Mary Glindon MP has represented North Tyneside since 2010.
Mary Glindon MP has represented North Tyneside since 2010. -Credit:Craig Connor/ChronicleLive


A North Tyneside MP has urged Rishi Sunak to find extra cash for schools in her constituency afflicted with concrete-related problems.

Mary Glindon asked the Prime Minister to ensure the Department for Education (DfE) will provide additional funding to repair and restore several local schools disrupted by non-RAAC-related concrete issues. A ceiling collapse at Fordley Primary School in Annitsford in December last year sparked structural inspections and disruption across three other schools which used similar construction methods.
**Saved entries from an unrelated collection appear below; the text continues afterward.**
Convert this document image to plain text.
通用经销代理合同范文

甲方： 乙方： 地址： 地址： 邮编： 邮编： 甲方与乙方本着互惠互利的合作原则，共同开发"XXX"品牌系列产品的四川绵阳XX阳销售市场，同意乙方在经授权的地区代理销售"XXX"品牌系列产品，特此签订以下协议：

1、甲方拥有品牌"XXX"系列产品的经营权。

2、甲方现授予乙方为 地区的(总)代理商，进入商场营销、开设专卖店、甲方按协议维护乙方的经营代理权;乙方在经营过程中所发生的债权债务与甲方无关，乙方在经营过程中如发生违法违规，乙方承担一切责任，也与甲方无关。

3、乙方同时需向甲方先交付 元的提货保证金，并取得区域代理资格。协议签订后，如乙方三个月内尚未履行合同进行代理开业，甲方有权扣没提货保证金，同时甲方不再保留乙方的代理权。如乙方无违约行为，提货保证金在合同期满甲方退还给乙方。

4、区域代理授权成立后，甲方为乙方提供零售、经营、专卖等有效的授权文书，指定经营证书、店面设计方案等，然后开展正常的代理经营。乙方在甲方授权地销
The three other schools include Hazlewood Community Primary School, Churchill Community College and Grasmere Academy, a school not maintained by the North Tyneside Council. The local authority’s Labour administration has previously called on the DfE to find the funding for long and short-term solutions, alongside shadow schools minister and Newcastle North MP, Catherine McKinnell.

In the commons, Mary Glindon MP said: “The costs of putting these schools right significantly outweighs the £3.5m SCA [school condition allocations] fund for all of North Tyneside. Will the Prime Minister ensure the DfE applies the policy that if it is alerted to significant issues with a building that cannot be managed with local resources it will provide additional support on a case-by-case basis?”

The PM responded: “Mr Speaker, I thank the honourable lady for raising the case. As she knows the Department for Education has provided extensive support and funding to all those schools that had RAAC, which in the end was less than 1% that could have been affected. And more generally given the very significant amounts are investing in school rebuilding and maintenance, I am sure the Education Secretary will have heard her concerns and will write to her in due course.”

The source of the schools' structural concerns lies with the "hollow concrete block and plank" construction method, commonly used in the 1960s. The concrete blocks were also found to be made from a weak and brittle concrete mix which is susceptible to cracking.

The construction method is no longer used in the UK.